Although he doesn’t want to spend his time doing it, he now obtains quantities of deer depredation permits and spends countless evenings in the summer shooting deer. He also legally passes these permits out to other individuals so they can shoot deer on his land and help control the deer numbers.
Having too many deer wasn’t his fault, nor was it the fault of Indiana’s DNR. They have issued liberal doe tags over the past 20 years. Instead, the fault primarily lies with the deer hunters who just wanted to see more and more deer without any regard to what they were doing to the natural habitat, and to farm fields.

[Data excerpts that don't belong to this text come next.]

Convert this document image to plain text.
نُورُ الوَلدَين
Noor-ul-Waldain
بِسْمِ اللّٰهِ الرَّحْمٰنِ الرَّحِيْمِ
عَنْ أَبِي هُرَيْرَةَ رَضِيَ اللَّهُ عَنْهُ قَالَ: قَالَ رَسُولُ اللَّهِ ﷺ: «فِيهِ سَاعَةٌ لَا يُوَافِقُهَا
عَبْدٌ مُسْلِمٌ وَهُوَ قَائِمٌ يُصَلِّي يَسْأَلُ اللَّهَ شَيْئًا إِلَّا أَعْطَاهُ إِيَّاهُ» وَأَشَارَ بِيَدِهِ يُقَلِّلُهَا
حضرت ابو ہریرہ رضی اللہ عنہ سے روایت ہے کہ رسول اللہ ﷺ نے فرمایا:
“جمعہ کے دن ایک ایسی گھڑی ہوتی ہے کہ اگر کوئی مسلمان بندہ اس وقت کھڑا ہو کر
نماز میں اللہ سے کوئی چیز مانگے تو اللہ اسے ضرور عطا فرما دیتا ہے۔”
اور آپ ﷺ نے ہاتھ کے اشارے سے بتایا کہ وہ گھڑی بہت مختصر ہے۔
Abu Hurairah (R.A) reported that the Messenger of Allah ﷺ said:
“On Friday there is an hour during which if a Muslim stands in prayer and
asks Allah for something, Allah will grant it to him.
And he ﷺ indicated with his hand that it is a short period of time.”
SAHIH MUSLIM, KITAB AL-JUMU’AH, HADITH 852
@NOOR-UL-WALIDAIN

It was, from a majority standpoint, the deer hunter’s mistake, but one that can be corrected.
Regarding suburban housing additions near land managed for deer, high deer densities can result in destruction of gardens and expensive shrubbery, and also result in an increased number of deer/vehicle collisions. Summing up, an astute quality deer manager should always be aware of the importance of controlling both the biological and cultural capacity of the land, and when in doubt about what to do, err on the side of caution.